Really, I am not going to obsess about all of this right now. In my nearly twenty-seven years of existence I have flown on exactly one other occasion, and that was when Miss J. and I went to New Orleans on our honeymoon. That is about a two-hour flight from Little Rock on a puddle-jumping Southwest tin can. All of my various other travels have only once taken me to a state that does not touch Arkansas – last year on vacation we drove down to Gulf Shores, Alabama.

Today I have been on various airplanes and in various airports all over the country. I Have seen my first snow capped mountains. I have my sweet wife with me and I will see the home of her youth. I flew into Seattle and had a coffee. The weather there was exactly like it was supposed to be, cloudy. I have seen sights from my window seat (I will have the window seat. If you travel with me, you can get over it) that I have only read about or seen pictures of.
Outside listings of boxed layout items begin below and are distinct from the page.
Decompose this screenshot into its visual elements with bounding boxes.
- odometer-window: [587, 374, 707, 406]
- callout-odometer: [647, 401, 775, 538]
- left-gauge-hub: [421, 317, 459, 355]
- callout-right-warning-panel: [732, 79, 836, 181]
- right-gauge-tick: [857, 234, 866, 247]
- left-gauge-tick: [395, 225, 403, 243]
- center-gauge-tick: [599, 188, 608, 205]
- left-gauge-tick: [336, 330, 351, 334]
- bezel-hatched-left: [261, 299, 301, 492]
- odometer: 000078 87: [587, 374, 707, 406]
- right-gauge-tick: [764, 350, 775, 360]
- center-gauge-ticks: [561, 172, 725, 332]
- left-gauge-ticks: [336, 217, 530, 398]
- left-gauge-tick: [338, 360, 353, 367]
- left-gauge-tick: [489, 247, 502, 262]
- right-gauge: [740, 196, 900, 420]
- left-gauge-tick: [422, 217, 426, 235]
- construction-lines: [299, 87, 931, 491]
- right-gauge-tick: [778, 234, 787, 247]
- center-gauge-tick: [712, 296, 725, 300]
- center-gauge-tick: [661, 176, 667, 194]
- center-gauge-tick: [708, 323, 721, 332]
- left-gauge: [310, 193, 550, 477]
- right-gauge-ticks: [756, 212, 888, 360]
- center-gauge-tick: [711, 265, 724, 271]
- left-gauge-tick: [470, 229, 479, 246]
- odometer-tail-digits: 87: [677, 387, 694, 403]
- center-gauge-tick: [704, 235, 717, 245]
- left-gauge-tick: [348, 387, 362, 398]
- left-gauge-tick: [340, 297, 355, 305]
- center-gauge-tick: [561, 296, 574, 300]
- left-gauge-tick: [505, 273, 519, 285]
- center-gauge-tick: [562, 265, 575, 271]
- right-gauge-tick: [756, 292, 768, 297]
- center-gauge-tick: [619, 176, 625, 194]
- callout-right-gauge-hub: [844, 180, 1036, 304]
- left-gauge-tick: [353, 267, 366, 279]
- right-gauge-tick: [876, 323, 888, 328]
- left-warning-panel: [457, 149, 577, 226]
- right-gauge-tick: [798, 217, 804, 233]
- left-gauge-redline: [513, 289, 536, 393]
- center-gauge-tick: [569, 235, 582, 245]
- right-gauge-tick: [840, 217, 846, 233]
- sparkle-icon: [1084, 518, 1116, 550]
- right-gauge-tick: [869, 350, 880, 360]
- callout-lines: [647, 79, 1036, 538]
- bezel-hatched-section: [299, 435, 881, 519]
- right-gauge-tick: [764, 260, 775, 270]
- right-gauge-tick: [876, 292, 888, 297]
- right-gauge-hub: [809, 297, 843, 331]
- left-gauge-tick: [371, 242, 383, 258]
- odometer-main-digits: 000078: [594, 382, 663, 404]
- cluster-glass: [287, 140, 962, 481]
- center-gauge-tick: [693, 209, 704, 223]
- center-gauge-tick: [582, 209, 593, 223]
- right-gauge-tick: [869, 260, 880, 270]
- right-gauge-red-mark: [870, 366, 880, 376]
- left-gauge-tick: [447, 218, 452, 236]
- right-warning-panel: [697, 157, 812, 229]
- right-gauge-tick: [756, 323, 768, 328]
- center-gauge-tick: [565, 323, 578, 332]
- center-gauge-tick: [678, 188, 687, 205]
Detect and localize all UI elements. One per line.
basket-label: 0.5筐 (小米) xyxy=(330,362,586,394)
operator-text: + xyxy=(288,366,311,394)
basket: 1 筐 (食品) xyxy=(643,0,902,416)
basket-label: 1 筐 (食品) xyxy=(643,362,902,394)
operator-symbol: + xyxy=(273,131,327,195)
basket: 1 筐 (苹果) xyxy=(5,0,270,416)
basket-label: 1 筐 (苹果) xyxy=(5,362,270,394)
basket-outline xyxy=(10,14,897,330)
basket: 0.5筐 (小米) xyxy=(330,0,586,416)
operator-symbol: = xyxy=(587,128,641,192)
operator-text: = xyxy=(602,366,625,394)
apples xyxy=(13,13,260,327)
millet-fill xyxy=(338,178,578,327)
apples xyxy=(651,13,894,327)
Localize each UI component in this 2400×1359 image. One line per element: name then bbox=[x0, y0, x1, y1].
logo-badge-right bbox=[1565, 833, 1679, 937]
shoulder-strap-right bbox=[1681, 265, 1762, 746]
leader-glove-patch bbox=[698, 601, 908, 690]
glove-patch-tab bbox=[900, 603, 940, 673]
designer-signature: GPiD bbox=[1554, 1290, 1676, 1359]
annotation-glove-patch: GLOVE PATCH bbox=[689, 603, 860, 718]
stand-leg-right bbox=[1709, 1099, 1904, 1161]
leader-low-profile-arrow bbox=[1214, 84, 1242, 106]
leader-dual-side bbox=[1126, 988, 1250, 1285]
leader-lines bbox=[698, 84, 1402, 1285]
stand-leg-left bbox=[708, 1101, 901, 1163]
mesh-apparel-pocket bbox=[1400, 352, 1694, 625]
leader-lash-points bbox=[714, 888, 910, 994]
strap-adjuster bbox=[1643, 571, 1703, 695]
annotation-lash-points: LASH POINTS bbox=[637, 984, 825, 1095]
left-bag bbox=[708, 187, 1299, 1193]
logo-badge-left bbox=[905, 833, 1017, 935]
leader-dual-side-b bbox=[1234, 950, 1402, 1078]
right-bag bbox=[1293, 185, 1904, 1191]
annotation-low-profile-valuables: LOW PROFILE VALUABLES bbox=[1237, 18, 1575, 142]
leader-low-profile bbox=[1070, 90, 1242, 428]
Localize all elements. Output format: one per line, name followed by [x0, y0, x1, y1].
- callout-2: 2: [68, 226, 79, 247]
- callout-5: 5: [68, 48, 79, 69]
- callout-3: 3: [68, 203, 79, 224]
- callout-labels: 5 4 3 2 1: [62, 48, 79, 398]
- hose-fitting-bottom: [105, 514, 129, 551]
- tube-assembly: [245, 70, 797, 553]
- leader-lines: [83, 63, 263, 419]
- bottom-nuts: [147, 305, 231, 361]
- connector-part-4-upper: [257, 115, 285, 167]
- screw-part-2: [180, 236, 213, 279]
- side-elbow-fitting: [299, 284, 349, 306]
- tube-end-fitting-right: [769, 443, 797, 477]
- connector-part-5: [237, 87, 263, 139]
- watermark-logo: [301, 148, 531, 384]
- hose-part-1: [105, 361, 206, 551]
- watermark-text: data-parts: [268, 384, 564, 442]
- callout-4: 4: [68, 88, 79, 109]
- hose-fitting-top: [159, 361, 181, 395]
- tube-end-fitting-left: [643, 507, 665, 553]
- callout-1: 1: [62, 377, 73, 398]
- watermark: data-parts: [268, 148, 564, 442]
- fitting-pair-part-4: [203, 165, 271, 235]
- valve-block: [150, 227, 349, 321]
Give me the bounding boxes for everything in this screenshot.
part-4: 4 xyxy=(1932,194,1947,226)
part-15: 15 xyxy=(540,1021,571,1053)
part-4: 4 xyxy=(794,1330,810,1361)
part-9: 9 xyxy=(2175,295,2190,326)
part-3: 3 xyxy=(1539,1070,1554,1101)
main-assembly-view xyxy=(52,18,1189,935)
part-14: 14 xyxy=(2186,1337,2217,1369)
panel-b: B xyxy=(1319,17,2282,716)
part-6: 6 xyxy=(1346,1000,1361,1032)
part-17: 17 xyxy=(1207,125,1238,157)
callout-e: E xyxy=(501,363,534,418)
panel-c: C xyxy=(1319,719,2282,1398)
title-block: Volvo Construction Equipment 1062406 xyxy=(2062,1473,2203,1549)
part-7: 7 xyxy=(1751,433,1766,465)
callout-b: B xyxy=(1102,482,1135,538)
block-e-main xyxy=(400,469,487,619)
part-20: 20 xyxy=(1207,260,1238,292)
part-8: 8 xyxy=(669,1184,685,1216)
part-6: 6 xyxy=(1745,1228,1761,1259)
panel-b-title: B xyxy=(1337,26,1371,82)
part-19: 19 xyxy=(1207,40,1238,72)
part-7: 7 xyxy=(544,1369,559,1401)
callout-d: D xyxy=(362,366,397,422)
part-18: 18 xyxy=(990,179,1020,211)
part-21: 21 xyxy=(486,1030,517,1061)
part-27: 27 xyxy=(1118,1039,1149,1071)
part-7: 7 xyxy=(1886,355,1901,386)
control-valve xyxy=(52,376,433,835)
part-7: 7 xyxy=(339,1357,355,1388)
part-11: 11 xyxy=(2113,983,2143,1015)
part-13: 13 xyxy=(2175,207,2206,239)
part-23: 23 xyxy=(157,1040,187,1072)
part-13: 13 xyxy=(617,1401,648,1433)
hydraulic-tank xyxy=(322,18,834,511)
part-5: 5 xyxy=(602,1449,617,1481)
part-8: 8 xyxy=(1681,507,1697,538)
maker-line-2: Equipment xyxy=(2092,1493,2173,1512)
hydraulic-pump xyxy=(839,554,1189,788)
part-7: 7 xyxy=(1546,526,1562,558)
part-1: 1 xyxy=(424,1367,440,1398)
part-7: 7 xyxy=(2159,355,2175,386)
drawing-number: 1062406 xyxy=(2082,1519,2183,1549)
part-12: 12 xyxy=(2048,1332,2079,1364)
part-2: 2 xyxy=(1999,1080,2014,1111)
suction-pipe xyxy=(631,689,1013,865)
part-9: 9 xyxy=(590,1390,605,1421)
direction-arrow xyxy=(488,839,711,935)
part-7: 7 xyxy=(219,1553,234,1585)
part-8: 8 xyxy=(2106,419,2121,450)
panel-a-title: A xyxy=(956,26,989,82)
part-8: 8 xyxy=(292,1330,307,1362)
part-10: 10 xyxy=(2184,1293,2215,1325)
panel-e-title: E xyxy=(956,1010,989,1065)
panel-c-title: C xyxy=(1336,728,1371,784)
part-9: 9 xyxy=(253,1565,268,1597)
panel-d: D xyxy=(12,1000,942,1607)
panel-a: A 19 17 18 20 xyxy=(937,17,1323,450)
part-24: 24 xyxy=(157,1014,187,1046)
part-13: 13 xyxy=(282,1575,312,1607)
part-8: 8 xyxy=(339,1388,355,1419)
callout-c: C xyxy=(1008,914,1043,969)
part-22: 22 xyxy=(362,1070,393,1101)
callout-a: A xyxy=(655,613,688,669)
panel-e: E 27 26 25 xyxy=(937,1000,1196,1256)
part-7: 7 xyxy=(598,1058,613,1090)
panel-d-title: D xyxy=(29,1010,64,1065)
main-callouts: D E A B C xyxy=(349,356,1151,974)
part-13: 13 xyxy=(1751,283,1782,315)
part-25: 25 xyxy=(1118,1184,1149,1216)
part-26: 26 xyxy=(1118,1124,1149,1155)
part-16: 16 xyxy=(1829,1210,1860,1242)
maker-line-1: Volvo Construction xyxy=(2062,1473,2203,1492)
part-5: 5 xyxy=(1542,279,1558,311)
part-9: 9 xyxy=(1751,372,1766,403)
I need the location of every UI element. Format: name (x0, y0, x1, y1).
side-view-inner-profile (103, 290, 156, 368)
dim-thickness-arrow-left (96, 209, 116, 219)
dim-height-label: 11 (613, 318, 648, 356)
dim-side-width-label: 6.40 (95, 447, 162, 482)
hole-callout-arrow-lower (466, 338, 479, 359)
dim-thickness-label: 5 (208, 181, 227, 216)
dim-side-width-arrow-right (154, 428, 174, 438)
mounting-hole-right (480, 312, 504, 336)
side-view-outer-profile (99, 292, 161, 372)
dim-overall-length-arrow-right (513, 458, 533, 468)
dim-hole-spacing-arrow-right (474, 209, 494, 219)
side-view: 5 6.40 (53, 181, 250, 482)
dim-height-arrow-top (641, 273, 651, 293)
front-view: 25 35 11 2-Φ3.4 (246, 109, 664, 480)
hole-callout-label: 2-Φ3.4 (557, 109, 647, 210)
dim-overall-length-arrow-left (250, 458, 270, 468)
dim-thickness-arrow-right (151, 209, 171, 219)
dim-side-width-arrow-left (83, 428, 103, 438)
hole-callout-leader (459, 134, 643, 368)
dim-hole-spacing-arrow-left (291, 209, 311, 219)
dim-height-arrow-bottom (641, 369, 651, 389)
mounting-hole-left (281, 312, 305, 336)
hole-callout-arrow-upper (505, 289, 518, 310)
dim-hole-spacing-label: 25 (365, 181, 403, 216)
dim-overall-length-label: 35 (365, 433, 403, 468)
Right now there is a real live Connecticut Jew sitting next to Miss J. He is wearing a yarmulke and reading The Atlantic magazine. When the Flight Attendant came around with lunch, he requested a kosher meal and then did not eat a single bite of it.

Did you know that if you keep flying west and keep changing planes, you get to eat lunch over and over? How cool is that?

The most encouraging thing about the trip: so far I have seen no suspicious Arabs.

Miss J says that Juneau is a nice little hippie town, and the people we are staying with live right downtown. I look forward to a week of wandering around an exotic new place, enjoying the sites, reading books that I bought last spring and did not have time to delve into, and writing pithy blog posts for you all from overstuffed chairs in cozy internet cafes.

But the thing I most look forward to doing this week is acting like a backwards redneck and exaggerating my accent for the northwester hippies. By the time I leave I want the good people of Juneau to think that everyone in Arkansas rides their hog to work every morning at the chicken-plucking plant.